Considéré par nos voisins britanniques comme l'un des must de leur patrimoine littéraire, j'avais depuis longtemps le projet de découvrir "Les vestiges du jour" autrement que par la superbe adaptation cinématographique de James Ivory (l'un de mes réalisateurs favoris) avec Emma Thompson (l'une de mes actrices favorites) en tête d'affiche.
C'est désormais chose faite.
A travers le "périple" en automobile dans la campagne anglaise de Mr. Stevens, le majordome plein de dignité de Darlington Hall - l'une de ces demeures aristocratiques anglaises qui n'ont plus de secret pour le grand public depuis la série Downton Abbey -, le lecteur est invité à pénétrer les souvenirs du vieil homme et à entrer ainsi dans la coulisse où s'activaient sans relâche les dizaines de domestiques nécessaires à l'entretien et à l'activité d'une telle maisonnée.
Des poignantes réminiscences tout en nostalgie et en servile fidélité de Mr. Stevens surgissent les enjeux non seulement sociaux mais aussi politiques d'une telle agitation, ou plutôt d'un tel ordonnancement. Si l'Europe continentale a jamais été réputée pour la rigueur de ses étiquettes protocolaires, les traditions anglaises en la matière, soigneusement répercutées dans chaque demeure de gentleman-farmer, squire, baronnet ou lord de l'Empire britannique, n'avaient rien à leur envier.

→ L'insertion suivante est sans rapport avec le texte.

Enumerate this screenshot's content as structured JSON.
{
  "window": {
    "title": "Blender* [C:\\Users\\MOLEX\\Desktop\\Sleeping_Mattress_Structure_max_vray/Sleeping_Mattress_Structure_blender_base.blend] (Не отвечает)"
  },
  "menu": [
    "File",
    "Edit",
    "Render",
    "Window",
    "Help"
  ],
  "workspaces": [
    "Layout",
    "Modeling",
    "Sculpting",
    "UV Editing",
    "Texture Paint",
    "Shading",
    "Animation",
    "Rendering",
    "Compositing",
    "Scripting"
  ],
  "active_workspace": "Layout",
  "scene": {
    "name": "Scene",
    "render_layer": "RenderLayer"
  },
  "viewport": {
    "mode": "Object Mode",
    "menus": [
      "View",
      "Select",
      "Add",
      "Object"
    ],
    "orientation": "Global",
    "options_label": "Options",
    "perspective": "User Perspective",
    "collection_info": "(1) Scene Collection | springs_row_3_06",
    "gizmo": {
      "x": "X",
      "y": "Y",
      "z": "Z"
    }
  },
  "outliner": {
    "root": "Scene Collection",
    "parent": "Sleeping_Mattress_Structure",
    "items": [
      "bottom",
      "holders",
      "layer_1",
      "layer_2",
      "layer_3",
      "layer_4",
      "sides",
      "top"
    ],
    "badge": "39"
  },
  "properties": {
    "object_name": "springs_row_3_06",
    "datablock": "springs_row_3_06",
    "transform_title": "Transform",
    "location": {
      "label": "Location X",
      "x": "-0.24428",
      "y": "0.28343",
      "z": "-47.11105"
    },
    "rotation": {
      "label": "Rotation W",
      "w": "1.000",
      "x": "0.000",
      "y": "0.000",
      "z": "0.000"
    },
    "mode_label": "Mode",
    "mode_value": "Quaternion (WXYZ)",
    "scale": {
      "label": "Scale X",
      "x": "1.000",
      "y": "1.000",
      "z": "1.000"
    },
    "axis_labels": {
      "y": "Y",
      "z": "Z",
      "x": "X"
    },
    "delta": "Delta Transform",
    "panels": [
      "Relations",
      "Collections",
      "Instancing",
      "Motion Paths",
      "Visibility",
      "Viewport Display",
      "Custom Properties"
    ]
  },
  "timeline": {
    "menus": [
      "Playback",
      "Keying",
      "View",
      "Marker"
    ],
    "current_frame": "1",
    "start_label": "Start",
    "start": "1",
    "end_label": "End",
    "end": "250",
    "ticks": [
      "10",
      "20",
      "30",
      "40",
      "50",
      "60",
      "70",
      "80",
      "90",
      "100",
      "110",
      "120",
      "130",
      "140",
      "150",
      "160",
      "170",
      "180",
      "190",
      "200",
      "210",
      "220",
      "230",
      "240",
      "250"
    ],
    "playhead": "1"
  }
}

Par le prisme de Mr. Stevens, c'est toute la mentalité anglaise qui se dévoile pour ainsi dire : le fameux sang-froid (ou "dignité"), le sens de l'honneur (sauce "Shakespeare"), l'humour (à servir froid) et les préjugés (pour assaisonner). Au-delà de ce décor d'office et de cuisine, c'est également le portrait touchant d'un homme qui passe innocemment à côté de sa vie d'homme ; une existence consacrée à son "maître" et qui éclipse d'elle-même les émotions annexes telles que la séduction, la tendresse et l'épanouissement personnel.
Malgré quelques longueurs - notamment sur les considérations de Mr. Stevens quant à son niveau de "dignité" -, on se prend très aisément au jeu et on goûte le style collet-monté, le contexte de l'entre-deux-guerres et l'imagerie marquante de cette horde de subalternes affairée de l'aube au coucher du soleil, telle une ruche en perpétuelle révolution.
Une belle lecture qui, je le pense, me marquera durablement.